The great postwar German leader Konrad Adenauer came from Cologne. He was a conservative Catholic who despised Nazism and Soviet communism. He also was an inflation fighter. To stop hyperinflation in the postwar period, Adenauer sponsored the new German mark and linked it to the dollar, which in those days was as good as gold.
Today, all of Germany still hates inflation. And the Germans are afraid that the currency printing presses used to buy bad bailout bonds will return the country to a haunted past. So it's tricky business for Merkel to sell the Greek bailout on the eve of local elections that could disrupt her already thin governing coalition.
Merkel is playing a double game here. She's telling the Financial Times and the Wall Street Journal that the bailout must pass in order to save the euro currency. At the same time, she's telling folks at home that Greece's extravagant social-welfare entitlement system of bankrupt promises is a disgrace that Germans would never tolerate.
Apparently, credit markets won't stand for it either. Both around the world and here in the U.S., credit markets are boycotting massive government debt creation. The result is that gold is fast becoming a currency substitute, with strong markets for the yellow metal saying a pox on all your houses.
Merkel and other European leaders would like the IMF to be the fiscal-discipline policeman for Greece and the rest of southern Europe. But as Nobelist Robert Mundell has argued, while the unified and fixed exchange rate of the euro currency system, along with liberalized trade, has been good for economic growth, things have broken down with the failure of the so-called fiscal-stability pact that was never enforced.
With tens of thousands of Greek government union workers marching in the streets of Athens calling for more general strikes in protest of IMF austerity measures to cut back on bloated pensions, voters in Germany and perhaps other EU countries do not believe the bailout conditionality will ever work. Voters see solvent nations being saddled with more debt that the European Central Bank may well monetize into higher inflation.
Perhaps the Greeks should consider a privatization asset sale of the Parthenon, or some of the beautiful Greek islands, as a means of raising desperately needed cash. Think of it: Greek Thatcherization. Of course, in addition to privatization, Margaret Thatcher used her budget ax. That's something neither Greece nor Spain appears capable of implementing in a sustained way. Mrs. Thatcher also reminded us that the problem with socialist governments is that they finally run out of other people's cash.
What's more, while Greece and Spain have moderate 30 percent business tax rates, lower than rates in the U.S., their combined personal and VAT tax rates come to about 60 percent. Team Obama take note: These are anti-growth tax policies.

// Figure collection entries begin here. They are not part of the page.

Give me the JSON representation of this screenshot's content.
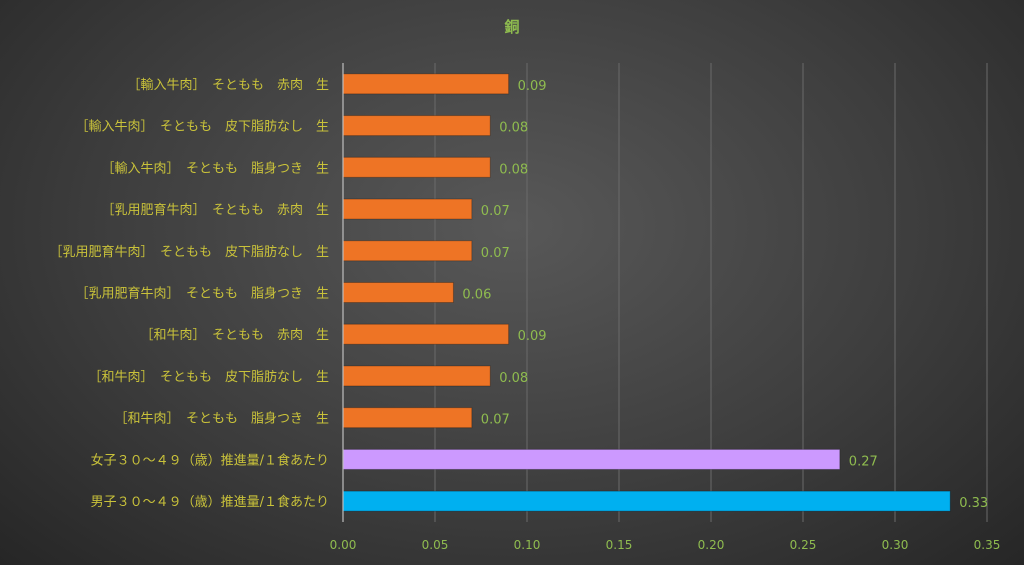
{
  "chart_data": {
    "type": "bar",
    "orientation": "horizontal",
    "title": "銅",
    "xlabel": "",
    "ylabel": "",
    "xlim": [
      0,
      0.35
    ],
    "xticks": [
      "0.00",
      "0.05",
      "0.10",
      "0.15",
      "0.20",
      "0.25",
      "0.30",
      "0.35"
    ],
    "grid": true,
    "categories": [
      "［輸入牛肉］　そともも　赤肉　生",
      "［輸入牛肉］　そともも　皮下脂肪なし　生",
      "［輸入牛肉］　そともも　脂身つき　生",
      "［乳用肥育牛肉］　そともも　赤肉　生",
      "［乳用肥育牛肉］　そともも　皮下脂肪なし　生",
      "［乳用肥育牛肉］　そともも　脂身つき　生",
      "［和牛肉］　そともも　赤肉　生",
      "［和牛肉］　そともも　皮下脂肪なし　生",
      "［和牛肉］　そともも　脂身つき　生",
      "女子３０～４９（歳）推進量/１食あたり",
      "男子３０～４９（歳）推進量/１食あたり"
    ],
    "values": [
      0.09,
      0.08,
      0.08,
      0.07,
      0.07,
      0.06,
      0.09,
      0.08,
      0.07,
      0.27,
      0.33
    ],
    "value_labels": [
      "0.09",
      "0.08",
      "0.08",
      "0.07",
      "0.07",
      "0.06",
      "0.09",
      "0.08",
      "0.07",
      "0.27",
      "0.33"
    ],
    "colors": [
      "#ee7425",
      "#ee7425",
      "#ee7425",
      "#ee7425",
      "#ee7425",
      "#ee7425",
      "#ee7425",
      "#ee7425",
      "#ee7425",
      "#cc99ff",
      "#00b0f0"
    ]
  }
}
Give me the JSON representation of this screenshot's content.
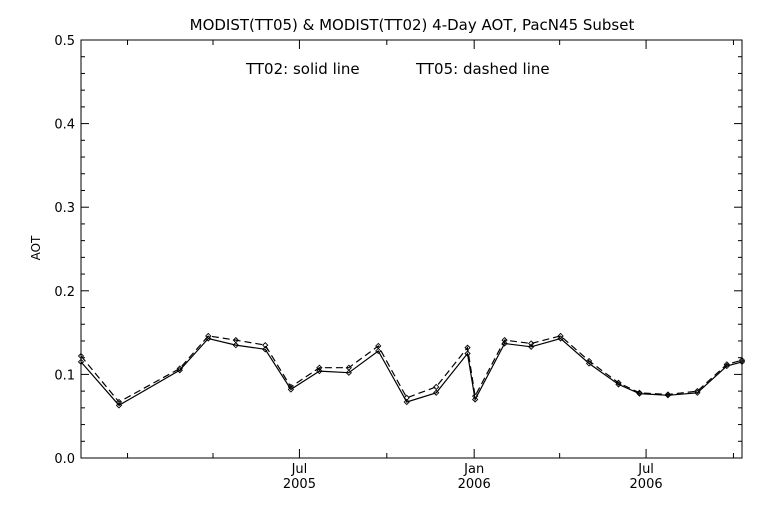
{
  "chart_data": {
    "type": "line",
    "title": "MODIST(TT05) & MODIST(TT02) 4-Day AOT, PacN45 Subset",
    "annotation_solid": "TT02: solid line",
    "annotation_dashed": "TT05: dashed line",
    "ylabel": "AOT",
    "xlabel": "",
    "ylim": [
      0,
      0.5
    ],
    "xlim": [
      "2004-11-13",
      "2006-10-10"
    ],
    "y_ticks": [
      "0.0",
      "0.1",
      "0.2",
      "0.3",
      "0.4",
      "0.5"
    ],
    "x_ticks": [
      {
        "date": "2005-07-01",
        "month": "Jul",
        "year": "2005"
      },
      {
        "date": "2006-01-01",
        "month": "Jan",
        "year": "2006"
      },
      {
        "date": "2006-07-01",
        "month": "Jul",
        "year": "2006"
      }
    ],
    "grid": false,
    "series": [
      {
        "name": "TT02",
        "style": "solid",
        "x": [
          "2004-11-13",
          "2004-12-23",
          "2005-02-25",
          "2005-03-27",
          "2005-04-25",
          "2005-05-26",
          "2005-06-22",
          "2005-07-22",
          "2005-08-22",
          "2005-09-22",
          "2005-10-22",
          "2005-11-22",
          "2005-12-25",
          "2006-01-02",
          "2006-02-02",
          "2006-03-02",
          "2006-04-02",
          "2006-05-02",
          "2006-06-02",
          "2006-06-24",
          "2006-07-24",
          "2006-08-24",
          "2006-09-24",
          "2006-10-10"
        ],
        "values": [
          0.115,
          0.063,
          0.105,
          0.143,
          0.135,
          0.13,
          0.082,
          0.104,
          0.102,
          0.128,
          0.067,
          0.078,
          0.125,
          0.07,
          0.137,
          0.133,
          0.143,
          0.113,
          0.088,
          0.077,
          0.075,
          0.078,
          0.11,
          0.115
        ]
      },
      {
        "name": "TT05",
        "style": "dashed",
        "x": [
          "2004-11-13",
          "2004-12-23",
          "2005-02-25",
          "2005-03-27",
          "2005-04-25",
          "2005-05-26",
          "2005-06-22",
          "2005-07-22",
          "2005-08-22",
          "2005-09-22",
          "2005-10-22",
          "2005-11-22",
          "2005-12-25",
          "2006-01-02",
          "2006-02-02",
          "2006-03-02",
          "2006-04-02",
          "2006-05-02",
          "2006-06-02",
          "2006-06-24",
          "2006-07-24",
          "2006-08-24",
          "2006-09-24",
          "2006-10-10"
        ],
        "values": [
          0.122,
          0.067,
          0.107,
          0.146,
          0.141,
          0.135,
          0.085,
          0.108,
          0.108,
          0.134,
          0.072,
          0.085,
          0.132,
          0.074,
          0.141,
          0.137,
          0.146,
          0.116,
          0.09,
          0.078,
          0.076,
          0.08,
          0.112,
          0.117
        ]
      }
    ]
  }
}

Indeed, the debt follies of Europe and the bankruptcy of the European entitlement state should be a lesson for Obama's Washington, where overspending and borrowing have reached absurdly grand heights. As a share of GDP, U.S. debt is projected to move toward 100 percent in the wake of the new Obamacare entitlements. That's near the 125 percent debt ratio of Greece.

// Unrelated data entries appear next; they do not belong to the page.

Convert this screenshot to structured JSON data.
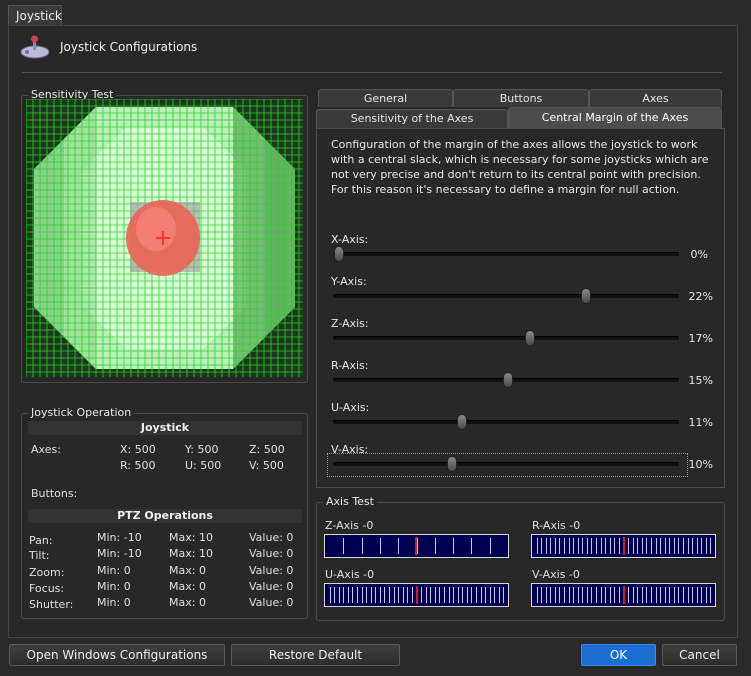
{
  "window": {
    "tab_label": "Joystick"
  },
  "header": {
    "title": "Joystick Configurations",
    "icon": "joystick-icon"
  },
  "sensitivity": {
    "title": "Sensitivity Test"
  },
  "operation": {
    "title": "Joystick Operation",
    "joystick_header": "Joystick",
    "axes_label": "Axes:",
    "axes": [
      "X: 500",
      "Y: 500",
      "Z: 500",
      "R: 500",
      "U: 500",
      "V: 500"
    ],
    "buttons_label": "Buttons:",
    "ptz_header": "PTZ Operations",
    "ptz_rows": [
      {
        "label": "Pan:",
        "min": "Min: -10",
        "max": "Max: 10",
        "value": "Value: 0"
      },
      {
        "label": "Tilt:",
        "min": "Min: -10",
        "max": "Max: 10",
        "value": "Value: 0"
      },
      {
        "label": "Zoom:",
        "min": "Min: 0",
        "max": "Max: 0",
        "value": "Value: 0"
      },
      {
        "label": "Focus:",
        "min": "Min: 0",
        "max": "Max: 0",
        "value": "Value: 0"
      },
      {
        "label": "Shutter:",
        "min": "Min: 0",
        "max": "Max: 0",
        "value": "Value: 0"
      }
    ]
  },
  "tabs": {
    "row_back": [
      "General",
      "Buttons",
      "Axes"
    ],
    "row_front": [
      "Sensitivity of the Axes",
      "Central Margin of the Axes"
    ],
    "active": "Central Margin of the Axes"
  },
  "margin": {
    "description": "Configuration of the margin of the axes allows the joystick to work with a central slack, which is necessary for some joysticks which are not very precise and don't return to its central point with precision. For this reason it's necessary to define a margin for null action.",
    "sliders": [
      {
        "label": "X-Axis:",
        "value": 0,
        "display": "0%"
      },
      {
        "label": "Y-Axis:",
        "value": 22,
        "display": "22%"
      },
      {
        "label": "Z-Axis:",
        "value": 17,
        "display": "17%"
      },
      {
        "label": "R-Axis:",
        "value": 15,
        "display": "15%"
      },
      {
        "label": "U-Axis:",
        "value": 11,
        "display": "11%"
      },
      {
        "label": "V-Axis:",
        "value": 10,
        "display": "10%"
      }
    ]
  },
  "axis_test": {
    "title": "Axis Test",
    "axes": [
      {
        "label": "Z-Axis -0",
        "ticks": 10
      },
      {
        "label": "R-Axis -0",
        "ticks": 40
      },
      {
        "label": "U-Axis -0",
        "ticks": 40
      },
      {
        "label": "V-Axis -0",
        "ticks": 40
      }
    ]
  },
  "buttons": {
    "open_windows": "Open Windows Configurations",
    "restore": "Restore Default",
    "ok": "OK",
    "cancel": "Cancel"
  },
  "colors": {
    "ok_button": "#1b6fd2",
    "axis_bar_bg": "#000050",
    "axis_center": "#e01818",
    "grid_green": "#33cc33",
    "crosshair_red": "#ff3030"
  }
}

And just like Greece, U.S. government union-worker benefits, which run 50 percent above private-sector equivalents, are bankrupting federal, state, and local budgets. They're also spawning a massive voter revolt against big-government debt that will bear fruit this November in the tea-party midterm elections.
In a vague sort of way, British Tory leader David Cameron is opposing the spend-and-borrow mess of Gordon Brown's Labour party that so resembles Obama's policies. Consequently, Cameron looks set to win the U.K. election on Thursday. That's good news for England. But it could embolden German legislators to vote against the EU-IMF bailout for Greece on Friday. And that could create an even bigger stock market mess, at least in the short run.
Call it a spend-and-borrow debt mess. A pox on all your houses, at least until financial-market and voter discipline force the dim-witted politicians to radically change course.